Again, the nub of the rub is exposed — a rabid fear of competition interfering with a state-sponsored monopoly that prevents competition.
Too much access makes patient costs rise, Georges claims. But West Virginia already has one of the highest growth rates for per-capita spending on health care, that legislative audit found.
Fundamental economics refute the contentions of Warren and Georges. So do the facts.
The Ferns bill, introduced Feb. 22, is based on the legislative audit, a report by the U.S. Department of Justice and, also, a study by the Mercatus Center at George Mason University in Fairfax, Va.
“The theory is that by restricting market entry and expansion, states will reduce overinvestment in facilities and equipment,” says the Mercatus study, published in June 2015.
“In addition, many states — including West Virginia — justify CON programs (as they are known) as a way to cross-subsidize health care for the poor. Under these ‘charity care’ requirements providers that receive a certificate of need are typically required to increase the amount of care they provide for the poor,” the think tank scholars note.
“These programs intend to create quid pro quo arrangements: state governments restrict competition, increasing the cost of health care for some and, in return, medical providers use these contrived profits to increase the care they provide to the poor.”
But that’s not what really happens, the center found.
“(T)here is no relationship between CON programs and increased access to health care for the poor,” Mercatus researchers discovered. There are, however, serious consequences.
Such as, in West Virginia, 2,424 fewer hospital beds, between four and seven fewer hospitals offering MRI services and between 13 and 16 fewer hospitals offering CT scans, the study said, to name only three.
“For those seeking quality healthcare throughout West Virginia, this means less competition and fewer choices, without increased access to care for the poor,” Mercatus concluded.
Worse, a decade ago the Justice Department found that certificates of need promoted unfair competition between two Mountain State hospitals and enabled collusion between two others.

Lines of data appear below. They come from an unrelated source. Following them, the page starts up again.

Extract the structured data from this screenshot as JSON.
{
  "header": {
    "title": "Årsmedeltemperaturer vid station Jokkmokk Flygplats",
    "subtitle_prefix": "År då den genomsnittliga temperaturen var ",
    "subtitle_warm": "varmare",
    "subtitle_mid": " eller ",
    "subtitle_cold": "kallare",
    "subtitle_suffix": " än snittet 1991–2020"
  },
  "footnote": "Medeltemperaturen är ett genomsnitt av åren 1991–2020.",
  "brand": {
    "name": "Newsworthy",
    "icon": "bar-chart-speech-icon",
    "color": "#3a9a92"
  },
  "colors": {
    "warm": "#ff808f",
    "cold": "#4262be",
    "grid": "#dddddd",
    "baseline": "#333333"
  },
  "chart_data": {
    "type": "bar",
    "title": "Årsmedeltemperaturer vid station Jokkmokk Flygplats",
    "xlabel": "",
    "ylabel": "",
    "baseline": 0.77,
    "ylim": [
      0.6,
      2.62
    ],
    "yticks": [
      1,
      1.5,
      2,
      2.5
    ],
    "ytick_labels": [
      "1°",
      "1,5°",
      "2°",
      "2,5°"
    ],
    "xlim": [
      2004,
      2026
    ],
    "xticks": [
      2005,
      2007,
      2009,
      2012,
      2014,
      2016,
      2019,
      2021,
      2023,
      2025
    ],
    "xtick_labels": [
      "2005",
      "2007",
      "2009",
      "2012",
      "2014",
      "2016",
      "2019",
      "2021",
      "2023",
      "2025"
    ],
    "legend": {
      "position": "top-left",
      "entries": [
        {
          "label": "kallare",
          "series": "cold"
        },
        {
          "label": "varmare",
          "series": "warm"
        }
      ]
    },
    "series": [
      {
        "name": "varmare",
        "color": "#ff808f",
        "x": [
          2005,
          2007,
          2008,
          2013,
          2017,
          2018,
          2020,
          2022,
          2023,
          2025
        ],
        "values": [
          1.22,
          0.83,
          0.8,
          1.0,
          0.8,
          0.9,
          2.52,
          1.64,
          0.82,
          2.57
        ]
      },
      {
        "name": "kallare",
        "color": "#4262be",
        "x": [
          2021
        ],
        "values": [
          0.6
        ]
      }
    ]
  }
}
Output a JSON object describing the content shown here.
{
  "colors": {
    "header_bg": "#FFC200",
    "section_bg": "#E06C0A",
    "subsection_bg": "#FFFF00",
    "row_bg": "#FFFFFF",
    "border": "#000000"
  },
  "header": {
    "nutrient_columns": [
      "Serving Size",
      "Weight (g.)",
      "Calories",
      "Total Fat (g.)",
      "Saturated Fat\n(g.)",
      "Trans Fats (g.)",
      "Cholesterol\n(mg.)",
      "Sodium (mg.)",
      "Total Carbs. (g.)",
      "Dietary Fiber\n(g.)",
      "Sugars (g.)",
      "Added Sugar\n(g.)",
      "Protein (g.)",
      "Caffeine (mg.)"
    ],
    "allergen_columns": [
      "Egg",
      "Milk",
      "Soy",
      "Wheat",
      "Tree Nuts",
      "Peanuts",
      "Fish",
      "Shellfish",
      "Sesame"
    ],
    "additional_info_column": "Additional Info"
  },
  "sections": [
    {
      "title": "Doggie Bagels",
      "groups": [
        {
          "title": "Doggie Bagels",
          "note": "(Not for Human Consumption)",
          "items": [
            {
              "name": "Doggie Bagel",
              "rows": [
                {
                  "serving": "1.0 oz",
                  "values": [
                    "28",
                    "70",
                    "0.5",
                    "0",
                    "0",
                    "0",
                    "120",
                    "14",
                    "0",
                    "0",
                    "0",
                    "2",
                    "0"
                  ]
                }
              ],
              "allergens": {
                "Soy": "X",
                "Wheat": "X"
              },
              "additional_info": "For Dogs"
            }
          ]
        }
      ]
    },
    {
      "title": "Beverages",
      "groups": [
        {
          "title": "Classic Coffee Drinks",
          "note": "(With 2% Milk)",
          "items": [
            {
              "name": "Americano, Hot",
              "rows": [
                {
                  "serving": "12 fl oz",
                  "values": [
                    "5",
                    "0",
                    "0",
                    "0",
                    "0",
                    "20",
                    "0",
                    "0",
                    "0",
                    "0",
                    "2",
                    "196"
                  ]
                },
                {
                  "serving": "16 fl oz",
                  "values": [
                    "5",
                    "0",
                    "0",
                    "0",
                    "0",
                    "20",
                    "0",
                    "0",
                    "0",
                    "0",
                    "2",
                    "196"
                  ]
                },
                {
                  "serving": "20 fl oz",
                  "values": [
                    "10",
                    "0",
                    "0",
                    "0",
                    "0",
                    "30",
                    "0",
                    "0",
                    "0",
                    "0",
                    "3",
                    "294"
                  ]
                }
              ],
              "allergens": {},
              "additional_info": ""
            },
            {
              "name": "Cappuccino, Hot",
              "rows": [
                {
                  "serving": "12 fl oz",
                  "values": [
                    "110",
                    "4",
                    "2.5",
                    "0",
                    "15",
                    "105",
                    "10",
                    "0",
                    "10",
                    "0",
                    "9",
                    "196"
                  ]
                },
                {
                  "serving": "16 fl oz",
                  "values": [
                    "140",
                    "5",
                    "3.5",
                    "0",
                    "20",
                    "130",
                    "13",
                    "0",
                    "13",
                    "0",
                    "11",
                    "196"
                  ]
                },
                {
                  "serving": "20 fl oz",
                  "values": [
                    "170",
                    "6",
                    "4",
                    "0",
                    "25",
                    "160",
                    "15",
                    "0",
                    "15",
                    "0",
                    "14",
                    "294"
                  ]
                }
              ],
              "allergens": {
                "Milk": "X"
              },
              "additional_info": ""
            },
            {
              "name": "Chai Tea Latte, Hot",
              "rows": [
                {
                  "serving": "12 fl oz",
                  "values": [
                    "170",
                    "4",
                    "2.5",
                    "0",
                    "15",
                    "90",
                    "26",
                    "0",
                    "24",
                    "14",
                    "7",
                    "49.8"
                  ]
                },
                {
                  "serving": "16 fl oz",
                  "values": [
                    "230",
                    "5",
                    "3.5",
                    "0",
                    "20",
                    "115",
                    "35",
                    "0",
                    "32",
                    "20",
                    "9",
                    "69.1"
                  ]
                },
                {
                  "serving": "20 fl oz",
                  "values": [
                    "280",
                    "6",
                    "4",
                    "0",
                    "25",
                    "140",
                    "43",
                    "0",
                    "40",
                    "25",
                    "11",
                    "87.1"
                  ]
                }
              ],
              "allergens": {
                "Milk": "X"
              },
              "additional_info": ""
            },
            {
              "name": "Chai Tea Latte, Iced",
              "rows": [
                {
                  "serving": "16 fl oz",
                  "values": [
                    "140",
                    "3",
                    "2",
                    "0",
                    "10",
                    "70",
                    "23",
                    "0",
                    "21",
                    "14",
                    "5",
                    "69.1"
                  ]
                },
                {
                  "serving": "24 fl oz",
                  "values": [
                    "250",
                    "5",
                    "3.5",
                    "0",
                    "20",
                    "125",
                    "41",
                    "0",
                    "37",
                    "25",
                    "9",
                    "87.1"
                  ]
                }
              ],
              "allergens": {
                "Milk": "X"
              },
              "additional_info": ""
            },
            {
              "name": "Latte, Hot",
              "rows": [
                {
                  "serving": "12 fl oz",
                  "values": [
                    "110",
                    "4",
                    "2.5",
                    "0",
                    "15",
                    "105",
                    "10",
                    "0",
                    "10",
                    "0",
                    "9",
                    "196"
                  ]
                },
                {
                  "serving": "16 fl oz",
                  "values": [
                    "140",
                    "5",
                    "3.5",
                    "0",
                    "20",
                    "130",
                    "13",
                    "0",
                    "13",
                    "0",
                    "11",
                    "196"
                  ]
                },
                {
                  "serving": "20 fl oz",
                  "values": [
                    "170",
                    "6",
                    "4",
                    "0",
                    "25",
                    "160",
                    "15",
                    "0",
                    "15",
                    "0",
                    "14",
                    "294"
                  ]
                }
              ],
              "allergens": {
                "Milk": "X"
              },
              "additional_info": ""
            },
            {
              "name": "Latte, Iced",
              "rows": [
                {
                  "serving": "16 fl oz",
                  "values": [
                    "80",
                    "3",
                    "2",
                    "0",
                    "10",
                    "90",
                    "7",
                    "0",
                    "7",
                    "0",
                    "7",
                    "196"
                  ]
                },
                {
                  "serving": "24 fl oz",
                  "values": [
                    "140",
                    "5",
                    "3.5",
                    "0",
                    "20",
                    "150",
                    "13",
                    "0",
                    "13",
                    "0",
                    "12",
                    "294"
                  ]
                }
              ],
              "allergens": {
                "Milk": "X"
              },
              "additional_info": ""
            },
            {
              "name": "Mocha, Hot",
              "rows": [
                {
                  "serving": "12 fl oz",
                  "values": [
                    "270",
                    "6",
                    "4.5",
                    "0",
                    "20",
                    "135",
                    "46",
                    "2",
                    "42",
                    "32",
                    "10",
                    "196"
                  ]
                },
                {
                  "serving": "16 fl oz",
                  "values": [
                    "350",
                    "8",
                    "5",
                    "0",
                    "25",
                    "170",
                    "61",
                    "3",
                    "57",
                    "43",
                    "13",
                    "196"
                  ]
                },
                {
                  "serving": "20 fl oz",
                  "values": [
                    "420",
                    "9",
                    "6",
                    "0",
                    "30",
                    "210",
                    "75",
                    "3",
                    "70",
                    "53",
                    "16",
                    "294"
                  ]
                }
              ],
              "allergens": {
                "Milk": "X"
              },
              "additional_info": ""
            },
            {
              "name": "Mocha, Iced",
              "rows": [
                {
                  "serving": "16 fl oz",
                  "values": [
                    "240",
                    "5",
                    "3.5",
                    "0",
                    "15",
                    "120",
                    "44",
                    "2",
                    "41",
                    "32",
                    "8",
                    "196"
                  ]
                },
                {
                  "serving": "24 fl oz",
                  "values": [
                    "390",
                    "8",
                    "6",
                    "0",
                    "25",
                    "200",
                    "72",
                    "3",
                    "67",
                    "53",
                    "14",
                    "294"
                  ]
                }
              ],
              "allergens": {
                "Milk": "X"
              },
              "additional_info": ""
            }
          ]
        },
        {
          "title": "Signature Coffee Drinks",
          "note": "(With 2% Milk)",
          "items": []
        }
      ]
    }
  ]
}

The very process of seeking a CON — onerous and expensive — was enough to prevent one hospital from seeking permission to offer a competing open-heart surgery program, a Justice Department attorney recounted in 2007.
And in another case, two hospitals used the CON process to carve up the market for themselves, Justice said. Competition was thwarted to preserve respective monopolies.
The Justice Department’s bottom line on certificates of need:
They “create barriers to beneficial competition,” the “original cost-control reasons for CON laws no longer apply”; “protecting revenues of incumbents does not justify CON laws”; such laws “impose other costs and may facilitate anti-competitive behavior”; and “CON laws lead to less competition and higher prices.”
Justice Department litigator Mark J. Botti was succinct in testimony before a joint congressional committee in 2007:
“Let me close by encouraging you not to accept without careful scrutiny claims that elimination of CON laws will visit significant harm on your state. We are unaware of evidence that those states which have eliminated CON laws have suffered such harm.”
In fact, Botti said, citing a number of studies, that “elimination of CON laws leads to improved markets.”
Pennsylvania’s certificate of need program was ended in December 1996. But about three dozen states continue to have a CON process.
Back to Sen. Ferns.
“We’re talking about a state-run agency that is determining when and where hospitals can spend their money and investment,” he told The Intelligencer. “Having the government artificially decrease competition leads to poor outcomes. Increasing it leads to improved outcomes and access to health care.”
That the West Virginia Hospital Association and its member hospitals openly support those poor outcomes and less access is shameful. Some might even consider it to be a violation of the Hippocratic Oath.